Seguir el blog (Follow.it)

15 de octubre de 2025 0

Templos modernos

(por Javier Urcelay)

He asistido en días pasados a un funeral en un templo madrileño de formidables dimensiones, de planta hexagonal. Al frente, en la zona del presbiterio, un largo altar de piedra, apenas cubierto por un mantel reposado como una mera cubierta de tela, sin objeto alguno sobre el mismo. Al fondo, en el frio muro vertical del frente de la iglesia, de inabarcable altura, dos esculturas  conceptualistas, con apenas suficiente realismo como para distinguir que la central es un Cristo en la Cruz y la de su derecha podría ser la Virgen. Ausente el Sagrario, no ya del presbiterio, sino que también del templo, quizás albergado en algún espacio lateral al que no llegaba la mirada. De atraer algo la atención en el presbiterio eran las plantas, muchas plantas, enormes macetas con ficus y aralias en un esfuerzo por llenar los amplios espacios vacíos.
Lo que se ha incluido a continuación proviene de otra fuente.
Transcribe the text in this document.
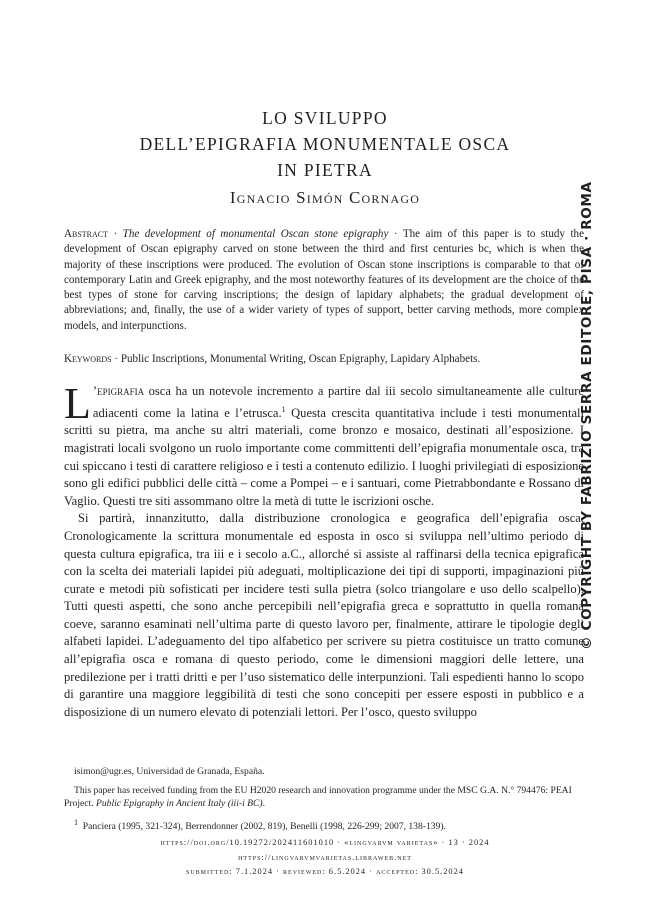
LO SVILUPPO
DELL’EPIGRAFIA MONUMENTALE OSCA
IN PIETRA
Ignacio Simón Cornago
Abstract · The development of monumental Oscan stone epigraphy · The aim of this paper is to study the development of Oscan epigraphy carved on stone between the third and first centuries bc, which is when the majority of these inscriptions were produced. The evolution of Oscan stone inscriptions is comparable to that of contemporary Latin and Greek epigraphy, and the most noteworthy features of its development are the choice of the best types of stone for carving inscriptions; the design of lapidary alphabets; the gradual development of abbreviations; and, finally, the use of a wider variety of types of support, better carving methods, more complex models, and interpunctions.
Keywords · Public Inscriptions, Monumental Writing, Oscan Epigraphy, Lapidary Alphabets.

L ’epigrafia osca ha un notevole incremento a partire dal iii secolo simultaneamente alle culture adiacenti come la latina e l’etrusca.$^1$ Questa crescita quantitativa include i testi monumentali scritti su pietra, ma anche su altri materiali, come bronzo e mosaico, destinati all’esposizione. I magistrati locali svolgono un ruolo importante come committenti dell’epigrafia monumentale osca, tra cui spiccano i testi di carattere religioso e i testi a contenuto edilizio. I luoghi privilegiati di esposizione sono gli edifici pubblici delle città – come a Pompei – e i santuari, come Pietrabbondante e Rossano di Vaglio. Questi tre siti assommano oltre la metà di tutte le iscrizioni osche.

Si partirà, innanzitutto, dalla distribuzione cronologica e geografica dell’epigrafia osca. Cronologicamente la scrittura monumentale ed esposta in osco si sviluppa nell’ultimo periodo di questa cultura epigrafica, tra iii e i secolo a.C., allorché si assiste al raffinarsi della tecnica epigrafica con la scelta dei materiali lapidei più adeguati, moltiplicazione dei tipi di supporti, impaginazioni più curate e metodi più sofisticati per incidere testi sulla pietra (solco triangolare e uso dello scalpello). Tutti questi aspetti, che sono anche percepibili nell’epigrafia greca e soprattutto in quella romana coeve, saranno esaminati nell’ultima parte di questo lavoro per, finalmente, attirare le tipologie degli alfabeti lapidei. L’adeguamento del tipo alfabetico per scrivere su pietra costituisce un tratto comune all’epigrafia osca e romana di questo periodo, come le dimensioni maggiori delle lettere, una predilezione per i tratti dritti e per l’uso sistematico delle interpunzioni. Tali espedienti hanno lo scopo di garantire una maggiore leggibilità di testi che sono concepiti per essere esposti in pubblico e a disposizione di un numero elevato di potenziali lettori. Per l’osco, questo sviluppo

isimon@ugr.es, Universidad de Granada, España.

This paper has received funding from the EU H2020 research and innovation programme under the MSC G.A. N.° 794476: PEAI Project. Public Epigraphy in Ancient Italy (iii-i BC).

$^1$ Panciera (1995, 321-324), Berrendonner (2002, 819), Benelli (1998, 226-299; 2007, 138-139).

https://doi.org/10.19272/202411601010 · «lingvarvm varietas» · 13 · 2024
https://lingvarvmvarietas.libraweb.net
submitted: 7.1.2024 · reviewed: 6.5.2024 · accepted: 30.5.2024
© COPYRIGHT BY FABRIZIO SERRA EDITORE, PISA · ROMA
Vidrieras en las ventanas, a muchos metros de altura, con motivos geométricos en tonos oscuros, en los que se insinuaban figuraciones imposibles de descifrar. Y un pretendido Vía Crucis a lo largo de la pared, obra de arte moderno tan irreconocible como las representaciones de las antedichas vidrieras.

Y nada más en toda la iglesia, aparte de bancos funcionales con reclinatorios, quizás la única seña de identidad de que aquel espacio era una iglesia católica. Ni una capilla lateral, ni la imagen de un santo o un confesionario. Todo el tempo respiraba el ambiente de una gran sala de conferencias, de un auditorio, del lobby de un gran hotel.

La información encontrada en internet sobre el templo, subraya la fama de su arquitecto, admira el que las vidrieras sean obra de tal famoso artesano y pone el énfasis sobre el mencionado e irreconocible Vía Crucis, obra destacada de otro referente del arte moderno. Hombres ilustres, de los que se exhibe su arte o ciencia, pendientes de exaltar su gloria, y por tanto omitiendo o dejando en segundo plano la de Dios.

La frialdad de aquella iglesia me impresionó en su funcionalidad. Cómoda, amplia, moderna…todo parecía subrayar una ausencia en lugar de una Presencia.  No es la primera vez que un templo católico actual me produce esa sensación de oquedad, de vacío, de “profanidad”, si se me acepta la expresión como contraria a la de sacralidad.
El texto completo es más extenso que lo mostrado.